English journalist ADAM SINGOLDA recently quoted Warren Buffett thus in an article posted on ‘The Independent’ website: “If you want to know what’s going on in your town, whether the news is about the mayor or taxes or high school football, there is no substitute for a local newspaper.”
Local journalism is enjoying a well-deserved comeback, spurred in particular by millennials, the most connected generation in history.
I confess. I love local journalism. I love how connected, and even “old school” it makes me feel, the way it reflects the communities we live in - their interests, concerns and passions. I love the way it touches our lives and reminds us of how important our small and immediate world is.
So naturally, I’ve paid a lot of attention to all the speculation around the future of local journalism. Frankly, there is a lot of pessimism around the subject. There probably isn’t a reporter who hasn’t read or predicted that local journalism is dying.
And there’s a good reason for the naysayers, sadly. The collapse in print revenues - and the inability of digital monetisation to pick up the slack thus far - has had calamitous effects, even more so on local news: the closing of bureaus; the hollowing out of newsrooms and cutbacks in essential local coverage.
There’s a lack of resources to create the kinds of engaging content and user experience that will attract millennials, who will be the main readers of local news in the future.
But despite the repeated chiming of the death knell, I believe local news has more than turned the corner.
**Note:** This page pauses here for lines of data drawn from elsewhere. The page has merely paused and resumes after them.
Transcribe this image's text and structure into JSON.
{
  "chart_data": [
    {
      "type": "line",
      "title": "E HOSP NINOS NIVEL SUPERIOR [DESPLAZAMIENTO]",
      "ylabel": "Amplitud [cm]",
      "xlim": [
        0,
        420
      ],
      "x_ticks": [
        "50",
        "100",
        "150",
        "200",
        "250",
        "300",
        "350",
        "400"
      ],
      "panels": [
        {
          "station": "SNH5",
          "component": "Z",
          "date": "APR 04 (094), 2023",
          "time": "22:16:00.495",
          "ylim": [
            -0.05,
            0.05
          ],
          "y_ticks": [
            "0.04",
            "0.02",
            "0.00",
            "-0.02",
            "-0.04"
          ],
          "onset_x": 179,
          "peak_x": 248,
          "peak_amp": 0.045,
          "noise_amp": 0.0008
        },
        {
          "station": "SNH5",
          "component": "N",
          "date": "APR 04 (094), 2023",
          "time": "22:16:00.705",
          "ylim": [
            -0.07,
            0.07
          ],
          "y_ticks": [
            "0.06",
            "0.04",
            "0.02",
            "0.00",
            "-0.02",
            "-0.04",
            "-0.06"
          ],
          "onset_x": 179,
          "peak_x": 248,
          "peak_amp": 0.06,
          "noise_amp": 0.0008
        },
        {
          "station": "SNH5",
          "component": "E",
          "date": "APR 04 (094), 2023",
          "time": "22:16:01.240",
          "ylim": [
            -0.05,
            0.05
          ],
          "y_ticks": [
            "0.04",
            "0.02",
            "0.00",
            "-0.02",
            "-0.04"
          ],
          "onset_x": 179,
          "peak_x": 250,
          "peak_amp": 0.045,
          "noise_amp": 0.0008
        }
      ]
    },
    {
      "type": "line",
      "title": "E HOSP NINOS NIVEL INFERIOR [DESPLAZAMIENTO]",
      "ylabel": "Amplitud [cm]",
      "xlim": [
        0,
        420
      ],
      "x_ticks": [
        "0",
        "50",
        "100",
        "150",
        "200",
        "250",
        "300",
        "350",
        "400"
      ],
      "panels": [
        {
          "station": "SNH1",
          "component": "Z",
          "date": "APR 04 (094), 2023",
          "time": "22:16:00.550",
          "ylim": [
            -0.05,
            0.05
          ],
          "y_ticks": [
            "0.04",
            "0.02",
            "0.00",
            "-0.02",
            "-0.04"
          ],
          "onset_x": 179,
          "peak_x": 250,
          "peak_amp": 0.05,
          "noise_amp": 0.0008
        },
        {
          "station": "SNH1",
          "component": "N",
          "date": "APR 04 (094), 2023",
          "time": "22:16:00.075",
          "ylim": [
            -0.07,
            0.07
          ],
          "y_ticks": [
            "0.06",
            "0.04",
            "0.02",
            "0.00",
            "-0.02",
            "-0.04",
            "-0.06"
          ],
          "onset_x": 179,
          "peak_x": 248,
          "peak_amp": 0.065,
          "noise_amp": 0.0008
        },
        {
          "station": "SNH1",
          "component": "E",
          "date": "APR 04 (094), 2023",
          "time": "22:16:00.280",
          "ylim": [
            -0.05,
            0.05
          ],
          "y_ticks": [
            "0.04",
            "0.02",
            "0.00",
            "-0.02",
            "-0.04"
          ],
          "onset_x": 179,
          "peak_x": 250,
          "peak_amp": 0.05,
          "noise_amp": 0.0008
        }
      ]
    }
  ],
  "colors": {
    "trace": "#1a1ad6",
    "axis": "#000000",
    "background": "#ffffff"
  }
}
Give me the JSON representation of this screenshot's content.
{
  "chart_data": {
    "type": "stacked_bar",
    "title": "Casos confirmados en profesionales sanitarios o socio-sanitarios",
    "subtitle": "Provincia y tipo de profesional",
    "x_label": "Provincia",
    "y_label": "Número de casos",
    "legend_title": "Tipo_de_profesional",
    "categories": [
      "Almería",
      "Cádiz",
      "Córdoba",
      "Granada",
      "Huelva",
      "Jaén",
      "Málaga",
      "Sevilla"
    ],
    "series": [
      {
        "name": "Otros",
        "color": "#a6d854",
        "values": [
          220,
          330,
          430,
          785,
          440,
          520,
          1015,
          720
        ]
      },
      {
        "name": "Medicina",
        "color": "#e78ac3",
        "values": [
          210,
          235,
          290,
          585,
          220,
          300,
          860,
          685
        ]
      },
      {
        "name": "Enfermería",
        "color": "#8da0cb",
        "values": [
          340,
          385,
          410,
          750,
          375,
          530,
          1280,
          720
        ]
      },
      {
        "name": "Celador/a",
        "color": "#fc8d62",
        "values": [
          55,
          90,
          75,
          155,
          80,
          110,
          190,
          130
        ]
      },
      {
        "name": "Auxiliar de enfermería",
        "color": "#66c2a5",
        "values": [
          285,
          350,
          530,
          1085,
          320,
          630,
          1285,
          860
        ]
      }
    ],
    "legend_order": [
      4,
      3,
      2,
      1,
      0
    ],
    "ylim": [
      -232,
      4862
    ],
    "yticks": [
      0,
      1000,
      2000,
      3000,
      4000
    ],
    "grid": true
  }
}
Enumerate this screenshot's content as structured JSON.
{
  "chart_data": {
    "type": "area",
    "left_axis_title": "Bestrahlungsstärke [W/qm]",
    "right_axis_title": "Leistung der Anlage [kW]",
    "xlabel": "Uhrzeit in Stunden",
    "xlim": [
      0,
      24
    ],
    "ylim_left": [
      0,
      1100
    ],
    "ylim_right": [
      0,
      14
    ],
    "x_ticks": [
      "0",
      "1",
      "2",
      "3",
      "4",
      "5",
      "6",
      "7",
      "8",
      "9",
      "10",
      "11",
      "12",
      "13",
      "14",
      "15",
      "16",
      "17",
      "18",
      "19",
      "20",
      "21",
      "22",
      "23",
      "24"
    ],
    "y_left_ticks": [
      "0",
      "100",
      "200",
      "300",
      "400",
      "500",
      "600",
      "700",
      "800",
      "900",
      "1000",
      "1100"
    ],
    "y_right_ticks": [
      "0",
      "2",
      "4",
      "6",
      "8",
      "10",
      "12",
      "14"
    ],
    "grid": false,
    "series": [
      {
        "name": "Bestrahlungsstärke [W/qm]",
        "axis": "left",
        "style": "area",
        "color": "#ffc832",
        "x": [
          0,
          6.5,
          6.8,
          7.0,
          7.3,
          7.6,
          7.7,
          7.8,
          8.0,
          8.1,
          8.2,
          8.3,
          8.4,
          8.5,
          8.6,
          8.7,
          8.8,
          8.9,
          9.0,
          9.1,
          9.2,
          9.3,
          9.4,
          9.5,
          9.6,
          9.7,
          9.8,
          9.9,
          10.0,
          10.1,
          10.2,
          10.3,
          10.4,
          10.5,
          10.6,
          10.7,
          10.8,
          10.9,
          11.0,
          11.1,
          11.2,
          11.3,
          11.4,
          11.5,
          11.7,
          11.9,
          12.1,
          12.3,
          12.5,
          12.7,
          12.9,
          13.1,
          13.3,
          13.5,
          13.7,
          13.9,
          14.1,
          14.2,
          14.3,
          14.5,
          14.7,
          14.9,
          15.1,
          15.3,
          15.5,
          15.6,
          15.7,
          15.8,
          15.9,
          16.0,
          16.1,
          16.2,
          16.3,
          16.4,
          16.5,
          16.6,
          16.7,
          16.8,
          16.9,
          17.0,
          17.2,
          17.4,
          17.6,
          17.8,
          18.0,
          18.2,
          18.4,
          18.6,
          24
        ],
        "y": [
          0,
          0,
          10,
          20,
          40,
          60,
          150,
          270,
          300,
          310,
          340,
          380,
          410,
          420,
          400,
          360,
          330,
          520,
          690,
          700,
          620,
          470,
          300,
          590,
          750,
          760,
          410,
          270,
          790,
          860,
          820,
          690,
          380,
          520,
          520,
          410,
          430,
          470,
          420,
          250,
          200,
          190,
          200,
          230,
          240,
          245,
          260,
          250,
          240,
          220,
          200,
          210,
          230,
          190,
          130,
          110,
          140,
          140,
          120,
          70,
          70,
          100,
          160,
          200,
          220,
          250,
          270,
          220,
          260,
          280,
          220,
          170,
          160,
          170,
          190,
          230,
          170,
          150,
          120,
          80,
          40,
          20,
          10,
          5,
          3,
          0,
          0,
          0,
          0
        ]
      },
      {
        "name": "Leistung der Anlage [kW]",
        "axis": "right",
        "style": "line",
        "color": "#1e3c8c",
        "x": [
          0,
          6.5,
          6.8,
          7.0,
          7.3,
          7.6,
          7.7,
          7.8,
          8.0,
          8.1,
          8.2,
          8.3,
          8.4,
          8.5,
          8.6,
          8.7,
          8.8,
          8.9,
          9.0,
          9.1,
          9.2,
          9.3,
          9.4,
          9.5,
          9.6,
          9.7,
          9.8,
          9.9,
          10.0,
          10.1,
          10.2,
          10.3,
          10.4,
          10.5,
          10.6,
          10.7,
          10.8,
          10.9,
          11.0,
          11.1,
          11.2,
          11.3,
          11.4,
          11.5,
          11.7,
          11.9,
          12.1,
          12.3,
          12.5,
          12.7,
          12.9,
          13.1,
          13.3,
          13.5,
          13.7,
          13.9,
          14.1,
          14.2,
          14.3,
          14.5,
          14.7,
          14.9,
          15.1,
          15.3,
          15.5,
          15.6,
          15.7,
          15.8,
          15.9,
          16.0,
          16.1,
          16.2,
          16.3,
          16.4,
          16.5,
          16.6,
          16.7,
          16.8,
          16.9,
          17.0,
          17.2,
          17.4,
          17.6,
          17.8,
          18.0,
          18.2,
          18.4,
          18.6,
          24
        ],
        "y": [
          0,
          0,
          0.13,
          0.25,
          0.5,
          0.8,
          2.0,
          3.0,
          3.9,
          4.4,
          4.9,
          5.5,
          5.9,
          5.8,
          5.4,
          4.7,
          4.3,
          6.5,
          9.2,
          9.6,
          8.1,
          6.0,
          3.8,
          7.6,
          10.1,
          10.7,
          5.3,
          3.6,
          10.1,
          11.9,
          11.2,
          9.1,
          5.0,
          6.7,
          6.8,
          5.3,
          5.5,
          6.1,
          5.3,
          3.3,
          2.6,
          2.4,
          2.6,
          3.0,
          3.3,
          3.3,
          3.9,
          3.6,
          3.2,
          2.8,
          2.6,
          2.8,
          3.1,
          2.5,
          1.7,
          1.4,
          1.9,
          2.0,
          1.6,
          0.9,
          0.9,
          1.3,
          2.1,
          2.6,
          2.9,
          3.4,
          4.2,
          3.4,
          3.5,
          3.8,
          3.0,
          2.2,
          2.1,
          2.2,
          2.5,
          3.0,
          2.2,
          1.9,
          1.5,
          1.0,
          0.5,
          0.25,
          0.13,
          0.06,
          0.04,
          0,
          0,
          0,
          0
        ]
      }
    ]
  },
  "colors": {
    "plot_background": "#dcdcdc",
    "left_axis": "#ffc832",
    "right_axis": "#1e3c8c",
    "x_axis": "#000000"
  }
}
I am optimistic for a number of intersecting reasons – so much so that I don’t think it is quixotic to assert that we are entering a new golden age of local journalism.
Let me explain in some more detail.
The essential role that local news will continue to play in the lives of individuals is an enduring reality; Warren Buffett said it well when he invested over $300m (£220m) in newspapers several years ago:
“If you want to know what’s going on in your town, whether the news is about the mayor or taxes or high school football, there is no substitute for a local newspaper. Wherever there is a pervasive sense of community, a paper that serves the special informational needs of that community will remain indispensable… papers delivering comprehensive and reliable information to tightly bound communities and having a sensible internet strategy will remain viable for a long time.”
“I think it’s important to maintain an open dialogue on important issues that surround our industry, so as I began thinking about my views on local journalism, I asked some of the important leaders around the world to weigh in. Grant Whitmore, executive vice-president of digital at the New York Daily News, framed his take like this:
“As so much of the country’s attention is focused on what is happening at a national level, it is easy to forget that what is going in our local communities has the greatest impact on quality of life issues for ourselves and our families.”
The second force for optimism is the millennial generation - the largest cohort in American history to date. I am watching their mobility, and I am encouraged. There is evidence that millennials are not moving geographically as much as their predecessor generations. There is no doubt that this will amplify and deepen their connection to their local communities, reinforcing the Buffettian argument.